Pas seulement ceux-là, à qui l’on pourrait trouver de pathétiques excuses, la première étant la répugnance manifeste d’Autorités – à la dédaigneuse sensibilité néo-colonialiste inversée – à les priver du secours de la loi, c’est-à-dire à les éduquer/sanctionner quand il y a lieu ! Mais aussi, mais surtout des occidentaux installés, officiels ou particuliers, Juifs et non-Juifs pareillement …

*
Dans les congrès de psychanalyse courait, dans les années 1970, l’histoire (dont il n’est pas sûr qu’elle soit drôle) de ces 2 psys, qui se retrouvent dans un ascenseur qui les mène à leur salle de réunion, dans un grand hôtel de New York. En route, monte un passager qui, à la hauteur de l’avant-dernier étage, se tourne vers l’un des 2 psys et lui crache en pleine figure. Le professionnel du psychisme ne bronche pas, s’essuie et, à la question muette de son collègue visiblement étonné de cette placidité, répond : "Ce n’est pas mon problème mais le sien" …

A en juger par le pathos, par l’outrance, la véhémence parfois, de ces "assimilationnistes" d’un nouveau type, par le caractère grossièrement inapproprié avant que d’être injuste de l’assimilation en question – des tunnels à Varsovie ? Des roquettes lancées sur les troupes allemandes ? Des enfants du ghetto soignés dans des hôpitaux allemands ? –, c’est peut-être "leur" problème qui les enflamme, plus que celui qu’ils exposent, entr’aperçu au travers de la répétition, travestie/déniée, d’une bien vieille affaire de vol de légitimité : celle de l’appropriation du nom "Israël" par les premiers chrétiens, s’auto-désignant comme le Verus Israël et prétendant en déposséder les Juifs au motif que "la Prophétie" leur aurait été retirée – la destruction du 2e Temple de Jérusalem aux mains des Romains en faisant "foi" ...

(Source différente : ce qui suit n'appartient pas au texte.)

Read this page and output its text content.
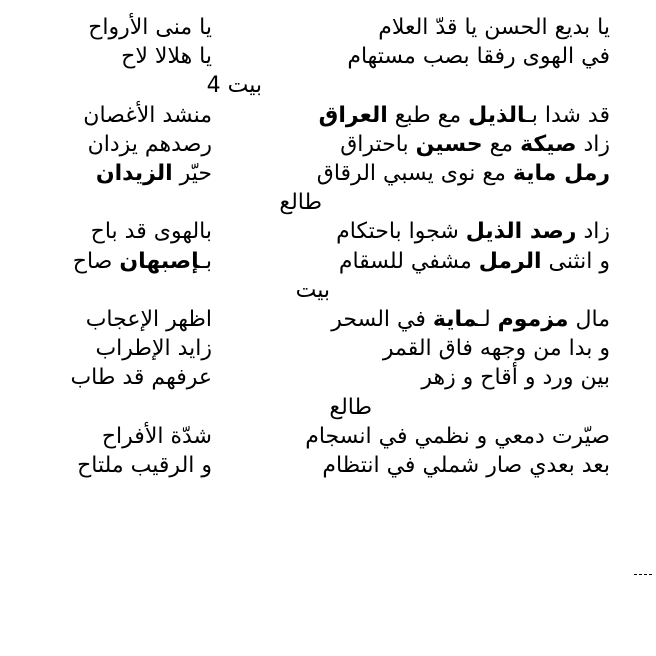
يا بديع الحسن يا قدّ العلام
يا منى الأرواح
في الهوى رفقا بصب مستهام
يا هلالا لاح
بيت 4
قد شدا بـالذيل مع طبع العراق
منشد الأغصان
زاد صيكة مع حسين باحتراق
رصدهم يزدان
رمل ماية مع نوى يسبي الرقاق
حيّر الزيدان
طالع
زاد رصد الذيل شجوا باحتكام
بالهوى قد باح
و انثنى الرمل مشفي للسقام
بـإصبهان صاح
بيت
مال مزموم لـماية في السحر
اظهر الإعجاب
و بدا من وجهه فاق القمر
زايد الإطراب
بين ورد و أقاح و زهر
عرفهم قد طاب
طالع
صيّرت دمعي و نظمي في انسجام
شدّة الأفراح
بعد بعدي صار شملي في انتظام
و الرقيب ملتاح
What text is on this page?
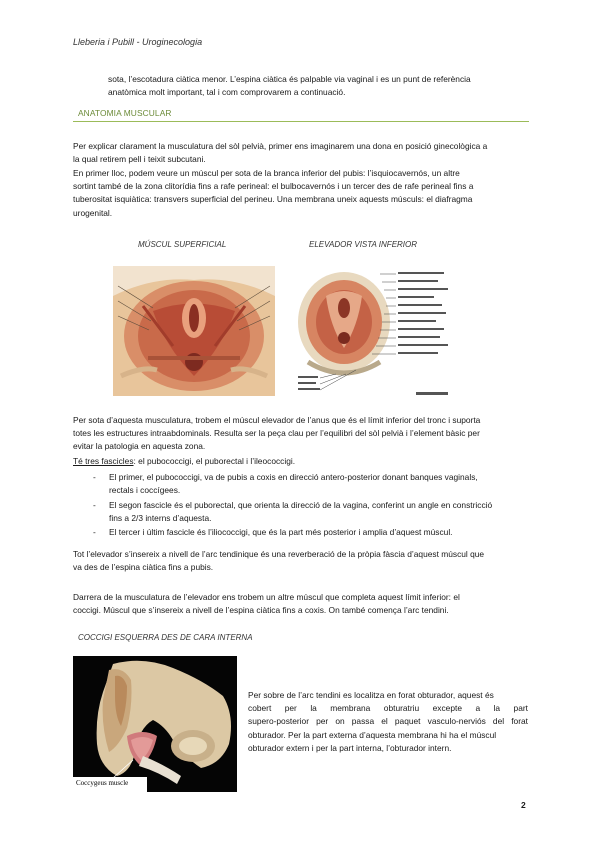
Lleberia i Pubill - Uroginecologia
sota, l’escotadura ciàtica menor. L’espina ciàtica és palpable via vaginal i es un punt de referència
anatòmica molt important, tal i com comprovarem a continuació.
ANATOMIA MUSCULAR
Per explicar clarament la musculatura del sòl pelvià, primer ens imaginarem una dona en posició ginecològica a
la qual retirem pell i teixit subcutani.
En primer lloc, podem veure un múscul per sota de la branca inferior del pubis: l’isquiocavernós, un altre
sortint també de la zona clitorídia fins a rafe perineal: el bulbocavernós i un tercer des de rafe perineal fins a
tuberositat isquiàtica: transvers superficial del perineu. Una membrana uneix aquests músculs: el diafragma
urogenital.
MÚSCUL SUPERFICIAL	ELEVADOR VISTA INFERIOR
Per sota d’aquesta musculatura, trobem el múscul elevador de l’anus que és el límit inferior del tronc i suporta
totes les estructures intraabdominals. Resulta ser la peça clau per l’equilibri del sòl pelvià i l’element bàsic per
evitar la patologia en aquesta zona.
Té tres fascicles: el pubococcigi, el puborectal i l’ileococcigi.
- El primer, el pubococcigi, va de pubis a coxis en direcció antero-posterior donant banques vaginals,
rectals i coccígees.
- El segon fascicle és el puborectal, que orienta la direcció de la vagina, conferint un angle en constricció
fins a 2/3 interns d’aquesta.
- El tercer i últim fascicle és l’iliococcigi, que és la part més posterior i amplia d’aquest múscul.
Tot l’elevador s’insereix a nivell de l’arc tendinique és una reverberació de la pròpia fàscia d’aquest múscul que
va des de l’espina ciàtica fins a pubis.
Darrera de la musculatura de l’elevador ens trobem un altre múscul que completa aquest límit inferior: el
coccigi. Múscul que s’insereix a nivell de l’espina ciàtica fins a coxis. On també comença l’arc tendini.
COCCIGI ESQUERRA DES DE CARA INTERNA
Coccygeus muscle
Per sobre de l’arc tendini es localitza en forat obturador, aquest és
cobert per la membrana obturatriu excepte a la part
supero-posterior per on passa el paquet vasculo-nerviós del forat
obturador. Per la part externa d’aquesta membrana hi ha el múscul
obturador extern i per la part interna, l’obturador intern.
2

Ce problème s’auto-présente, méconnu, dans cette compassion d’après-coup pour des Juifs exemplaires et morts qui, de leur temps, n’ont pas trouvé grand monde pour s’intéresser à eux : l’insupportabilité du "Juif" indépendant et souverain. L’Etat d’Israël n’est pas un Etat théocratique, la halakha [la loi juive] ne commande que ceux qui veulent bien s’y soumettre, tous les Israéliens ne sont pas des Juifs – on l’a rappelé ! – et cet Etat, qui a un drapeau, des Institutions, une armée, une langue, est bienveillant envers les Juifs… Cela suffit à le rendre odieux.

Odieux aux occidentaux, de longue date ou pas, officiels ou particuliers, Juifs (modernes, c’est-à-dire occidentalisés, ou observants ultra-traditionalistes, anti-sionistes à la Neturei Karta [3]) et non-Juifs pareillement, assez facilement réconciliés avec des Juifs morts. Mais aussi, belle rencontre, odieux aux nationalistes panarabes (c’est-à-dire islamistes, comme le Liban, par exemple, le découvre chaque jour un peu plus), qui acceptent difficilement que la souffrance des Juifs morts dans les camps soit jugée "unique" – ah ! le négationnisme panarabe… –, et souffrent de toutes leurs fibres de voir le "Juif" proche (entendre l’"Israélien", quelque éloigné de la Tradition juive soit-il) refuser, mieux, ignorer résolument son statut de dhimmi – et prospérer !

Assumer la souveraineté est devenu difficile en Occident. En témoignent par exemple, le manque de réaction de la France à l’assassinat (aux mains des services secrets syriens, dit-on) de l’ambassadeur au Liban, Louis Delamarre, en septembre 1981 à Beyrouth, l’opposition de millions d’Américains à l’intervention des Etats-Unis en Irak pour déposer Saddam Hussein, la longue indifférence des Autorités britanniques à l’égard de l’islamisme radical sur leur sol – jusqu’à certain attentat dans le métro de Londres, en juillet 2005… –, la réaction de l’électorat espagnol au lendemain de l’attentat à la gare de Madrid, en novembre 2006, etc.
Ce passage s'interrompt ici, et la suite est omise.